Sometimes I don’t catch on right away.
Take this 1 and 99 stuff.
Or is it 1% and 99%?
In any case there was a lot of hoopla about it. Maybe there still is. I am sometimes left out of the hoopla loop.
I think it was about rich people having bunches and bunches of money. I think that’s why they call them rich people. In the present circumstance, they seem to have so much that they are called super rich. I guess if I had bunches and bunches of money that would be super so I’m OK with the term super rich or super rich.
I suppose some of this is about senior corporate officers getting paid more than they are worth and getting away with some unscrupulous practices. It seems we only get upset about that when we are not getting our cut (let’s be civil and call it a dividend) of these money for nothing returns. My apologies to Dire Straits for the metaphoric association.

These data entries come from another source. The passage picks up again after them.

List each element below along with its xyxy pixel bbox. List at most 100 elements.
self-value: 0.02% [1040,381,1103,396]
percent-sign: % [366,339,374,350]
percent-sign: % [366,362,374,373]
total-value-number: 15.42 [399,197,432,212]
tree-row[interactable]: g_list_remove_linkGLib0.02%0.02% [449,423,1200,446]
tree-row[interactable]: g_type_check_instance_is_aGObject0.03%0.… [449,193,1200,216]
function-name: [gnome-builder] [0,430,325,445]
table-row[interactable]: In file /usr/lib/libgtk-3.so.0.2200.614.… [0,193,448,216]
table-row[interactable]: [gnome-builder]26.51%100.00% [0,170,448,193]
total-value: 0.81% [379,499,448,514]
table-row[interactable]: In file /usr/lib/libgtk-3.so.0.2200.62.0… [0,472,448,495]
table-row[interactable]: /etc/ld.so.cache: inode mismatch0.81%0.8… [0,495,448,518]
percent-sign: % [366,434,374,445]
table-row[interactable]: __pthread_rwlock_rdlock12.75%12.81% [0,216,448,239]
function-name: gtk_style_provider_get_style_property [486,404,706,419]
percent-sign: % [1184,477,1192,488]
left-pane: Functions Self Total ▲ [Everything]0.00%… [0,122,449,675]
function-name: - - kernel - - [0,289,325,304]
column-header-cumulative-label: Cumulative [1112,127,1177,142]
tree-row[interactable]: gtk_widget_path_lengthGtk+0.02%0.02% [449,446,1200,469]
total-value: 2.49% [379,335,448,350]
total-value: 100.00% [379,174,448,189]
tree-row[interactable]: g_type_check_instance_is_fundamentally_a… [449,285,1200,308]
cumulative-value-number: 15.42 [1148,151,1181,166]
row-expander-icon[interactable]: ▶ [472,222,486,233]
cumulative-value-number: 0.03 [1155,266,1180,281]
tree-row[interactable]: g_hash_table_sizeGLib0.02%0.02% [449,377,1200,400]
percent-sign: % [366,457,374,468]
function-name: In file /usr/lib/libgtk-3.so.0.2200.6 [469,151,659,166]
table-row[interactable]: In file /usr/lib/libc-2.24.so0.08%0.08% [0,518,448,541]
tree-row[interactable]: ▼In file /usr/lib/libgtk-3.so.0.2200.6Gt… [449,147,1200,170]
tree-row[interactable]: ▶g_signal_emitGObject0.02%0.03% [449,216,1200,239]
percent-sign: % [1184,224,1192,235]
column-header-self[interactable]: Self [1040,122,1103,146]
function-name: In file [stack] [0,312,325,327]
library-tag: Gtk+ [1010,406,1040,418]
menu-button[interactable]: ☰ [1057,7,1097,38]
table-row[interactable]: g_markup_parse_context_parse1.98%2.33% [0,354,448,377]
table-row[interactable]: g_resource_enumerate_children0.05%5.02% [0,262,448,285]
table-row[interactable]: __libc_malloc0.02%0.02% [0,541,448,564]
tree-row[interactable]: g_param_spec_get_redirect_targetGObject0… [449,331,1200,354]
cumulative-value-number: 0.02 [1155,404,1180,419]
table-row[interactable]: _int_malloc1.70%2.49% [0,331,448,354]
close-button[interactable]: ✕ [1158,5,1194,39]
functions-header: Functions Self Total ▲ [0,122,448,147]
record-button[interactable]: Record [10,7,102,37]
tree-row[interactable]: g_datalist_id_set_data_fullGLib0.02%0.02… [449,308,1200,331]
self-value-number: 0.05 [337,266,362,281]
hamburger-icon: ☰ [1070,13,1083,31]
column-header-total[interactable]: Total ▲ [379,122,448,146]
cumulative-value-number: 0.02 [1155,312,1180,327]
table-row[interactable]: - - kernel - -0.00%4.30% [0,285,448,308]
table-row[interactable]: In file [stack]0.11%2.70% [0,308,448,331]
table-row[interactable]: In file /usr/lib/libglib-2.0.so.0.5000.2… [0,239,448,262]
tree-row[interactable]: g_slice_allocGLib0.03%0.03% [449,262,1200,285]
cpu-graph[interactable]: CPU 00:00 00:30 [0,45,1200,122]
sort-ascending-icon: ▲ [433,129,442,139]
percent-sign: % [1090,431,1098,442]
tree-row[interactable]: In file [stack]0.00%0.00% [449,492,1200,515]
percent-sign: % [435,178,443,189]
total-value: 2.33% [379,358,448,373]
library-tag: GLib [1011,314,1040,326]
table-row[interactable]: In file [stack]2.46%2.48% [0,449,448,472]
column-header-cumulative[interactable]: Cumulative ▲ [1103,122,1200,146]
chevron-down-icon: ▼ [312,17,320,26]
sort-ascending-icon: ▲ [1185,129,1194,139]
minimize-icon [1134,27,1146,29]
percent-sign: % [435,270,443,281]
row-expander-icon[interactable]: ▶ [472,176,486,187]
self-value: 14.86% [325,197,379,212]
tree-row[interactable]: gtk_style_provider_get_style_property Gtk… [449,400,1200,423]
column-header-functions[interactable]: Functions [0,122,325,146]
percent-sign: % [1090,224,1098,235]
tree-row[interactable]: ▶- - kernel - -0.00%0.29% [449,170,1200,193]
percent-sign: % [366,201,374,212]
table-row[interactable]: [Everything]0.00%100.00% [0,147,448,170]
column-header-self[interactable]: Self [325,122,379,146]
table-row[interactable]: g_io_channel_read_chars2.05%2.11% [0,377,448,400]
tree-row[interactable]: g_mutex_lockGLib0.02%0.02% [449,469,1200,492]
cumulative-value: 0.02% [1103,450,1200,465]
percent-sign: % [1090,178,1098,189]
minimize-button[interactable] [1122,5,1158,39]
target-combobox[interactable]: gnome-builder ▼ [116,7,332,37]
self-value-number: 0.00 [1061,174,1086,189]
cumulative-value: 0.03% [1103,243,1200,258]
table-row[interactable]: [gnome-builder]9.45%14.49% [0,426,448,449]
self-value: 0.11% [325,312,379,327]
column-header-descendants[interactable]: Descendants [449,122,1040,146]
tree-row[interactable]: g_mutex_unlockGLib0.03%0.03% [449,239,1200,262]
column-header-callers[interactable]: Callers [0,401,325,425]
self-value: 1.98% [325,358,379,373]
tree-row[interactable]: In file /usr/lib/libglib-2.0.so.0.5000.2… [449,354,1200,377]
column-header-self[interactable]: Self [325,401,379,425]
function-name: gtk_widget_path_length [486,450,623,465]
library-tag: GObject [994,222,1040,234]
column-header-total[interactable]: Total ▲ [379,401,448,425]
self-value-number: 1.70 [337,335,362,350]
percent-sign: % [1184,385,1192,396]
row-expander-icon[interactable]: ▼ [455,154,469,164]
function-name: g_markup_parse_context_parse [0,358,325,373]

On second thought, no apology is needed.
It is really hard for me to comprehend why people would camp out on Wall Street or in the business district of any city over how much money someone or some company is making.
Really?
Are we so blind as not to see that in comparison to most of the world, we are all super rich? Those people on welfare and food stamps are even rich compared to most of the world.
I don’t live for money, but if I don’t have enough for what I need, then I cut expenses or make more. I just can’t see myself camping out in front of someone’s office because they make more than I do.
I could be wrong.
Not about our skewed perspectives on wealth and selfishness and absurd protests—I could be wrong about the hubbub over the 99 and the 1.
This must be about the less than 1% of the adult population that chooses to serve in the Armed Forces of the United States.
Yes, that must be it.
Not even 1 out of 100 serves our country in this way. The 99 are free to pursue happiness and wealth, fame and fortune, love and longevity in the safety of the U.S. of America.
The problem is that this 1% doesn’t occupy Wall Street or Main Street or Bourbon Street. Many occupy a fighting hole in some gawd-awful places or live afloat in spaces which would grant an inmate early release from prison for reasons of overcrowding.
Why?
Because when they volunteered to support and defend the Constitution of the United States of America against all enemies, foreign and domestic, they set aside some personal rights and comforts. Why are they where they are?
That’s where they were sent.
They followed orders.
They did not complain.
Yes, that must be what all the hoopla and hubbub are about in this 1 and 99 business.
It would surely be discouraging to a young Marine scraping the sand off of his cold MRE to think that back home people were sitting on their lazy butts complaining about how much money somebody else made and how that wasn’t fair and how somebody should do something about it and how bad they have it in the greatest nation the world has ever known.
But sometimes, I am just out of the loop.
Perhaps if I would spend less time enjoying the blessings of liberty and more time nitpicking what’s going on with everyone else, then I would be in the know.
Good luck with that.
I think that all those who are camped out and complaining are majoring in the minors and missing the big picture altogether.
That big picture says that you are blessed beyond a measure that most of the world has ever experienced.
Count your blessings.
Quit pouting.
Get to work.
Or, better yet, get down to an Armed Forces Recruiting Center, and say, “Sign me up. I want to be the 1 and not the 99.”